News & Publications
An Exploration of Plato's Cave at St. John's College
FOR RELEASE: November 25, 2008
CONTACT: Patricia Dempsey, 410-626-2539
patricia.dempsey@sjca.edu
Jonathan Lear, professor at the University of Chicago, will give a lecture at St. John's College entitled, "Plato's Cave: The Role of Allegory in Philosophy." The lecture will be held in the Francis Scott Key Auditorium on Friday, December 5, at 8:15 p.m. The lecture is free and open to the public.
Lear's lecture will explore the role that allegory plays in a philosophical investigation. He will look closely at the allegory of Plato's Cave in the Republic and will ask what role this allegory plays in the tasks of philosophical inquiry and persuasion.
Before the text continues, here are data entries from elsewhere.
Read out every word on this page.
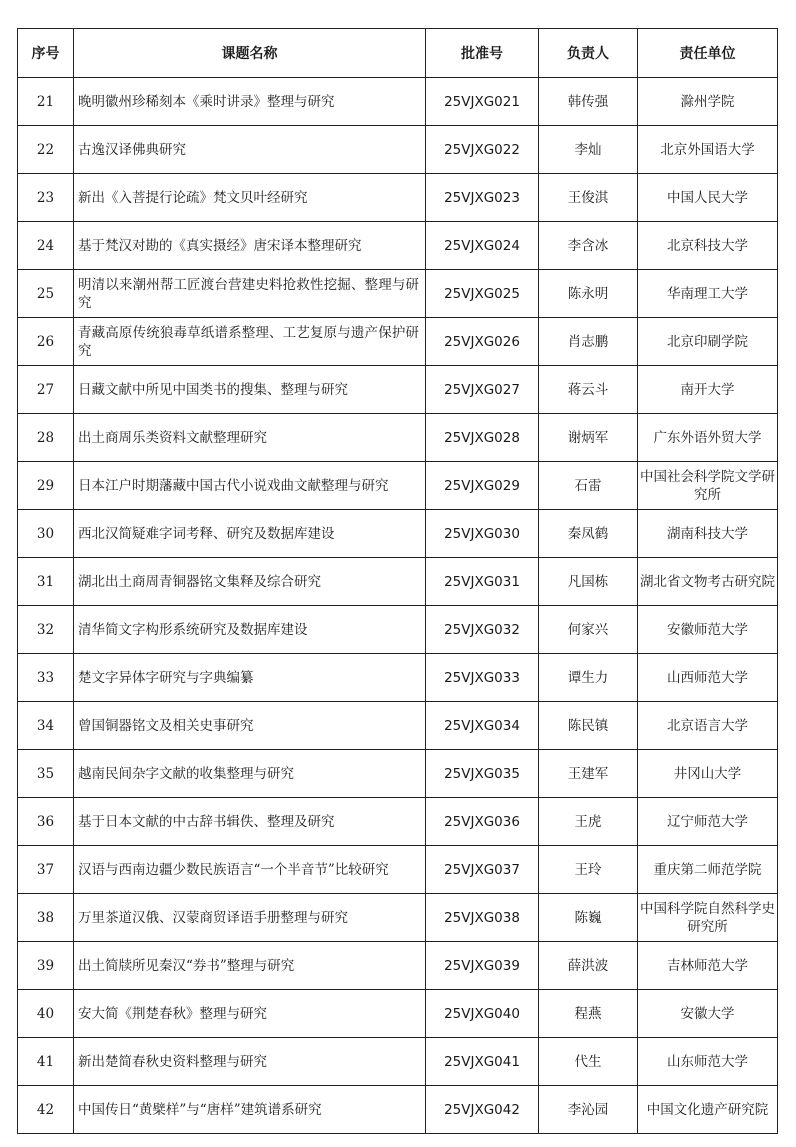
序号	课题名称	批准号	负责人	责任单位
21	晚明徽州珍稀刻本《乘时讲录》整理与研究	25VJXG021	韩传强	滁州学院
22	古逸汉译佛典研究	25VJXG022	李灿	北京外国语大学
23	新出《入菩提行论疏》梵文贝叶经研究	25VJXG023	王俊淇	中国人民大学
24	基于梵汉对勘的《真实摄经》唐宋译本整理研究	25VJXG024	李含冰	北京科技大学
25	明清以来潮州帮工匠渡台营建史料抢救性挖掘、整理与研究	25VJXG025	陈永明	华南理工大学
26	青藏高原传统狼毒草纸谱系整理、工艺复原与遗产保护研究	25VJXG026	肖志鹏	北京印刷学院
27	日藏文献中所见中国类书的搜集、整理与研究	25VJXG027	蒋云斗	南开大学
28	出土商周乐类资料文献整理研究	25VJXG028	谢炳军	广东外语外贸大学
29	日本江户时期藩藏中国古代小说戏曲文献整理与研究	25VJXG029	石雷	中国社会科学院文学研究所
30	西北汉简疑难字词考释、研究及数据库建设	25VJXG030	秦凤鹤	湖南科技大学
31	湖北出土商周青铜器铭文集释及综合研究	25VJXG031	凡国栋	湖北省文物考古研究院
32	清华简文字构形系统研究及数据库建设	25VJXG032	何家兴	安徽师范大学
33	楚文字异体字研究与字典编纂	25VJXG033	谭生力	山西师范大学
34	曾国铜器铭文及相关史事研究	25VJXG034	陈民镇	北京语言大学
35	越南民间杂字文献的收集整理与研究	25VJXG035	王建军	井冈山大学
36	基于日本文献的中古辞书辑佚、整理及研究	25VJXG036	王虎	辽宁师范大学
37	汉语与西南边疆少数民族语言“一个半音节”比较研究	25VJXG037	王玲	重庆第二师范学院
38	万里茶道汉俄、汉蒙商贸译语手册整理与研究	25VJXG038	陈巍	中国科学院自然科学史研究所
39	出土简牍所见秦汉“券书”整理与研究	25VJXG039	薛洪波	吉林师范大学
40	安大简《荆楚春秋》整理与研究	25VJXG040	程燕	安徽大学
41	新出楚简春秋史资料整理与研究	25VJXG041	代生	山东师范大学
42	中国传日“黄檗样”与“唐样”建筑谱系研究	25VJXG042	李沁园	中国文化遗产研究院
Jonathan Lear is the John U. Nef Distinguished Service Professor at the Committee on Social Thought and in the Department of Philosophy at the University of Chicago. Lear studied philosophy at Cambridge University and The Rockefeller University, where he received his doctorate in 1978. His area of interest focuses primarily on philosophical conceptions of the human psyche from Socrates to the present. Lear also trained as a psychoanalyst at the Western New England Institute for Psychoanalysis. He has authored numerous books, including: "Aristotle: The Desire to Understand"; "Open Minded: Working out the Logic of the Soul"; and "Freud". His latest book is "Radical Hope: Ethics in the Face of Cultural Devastation."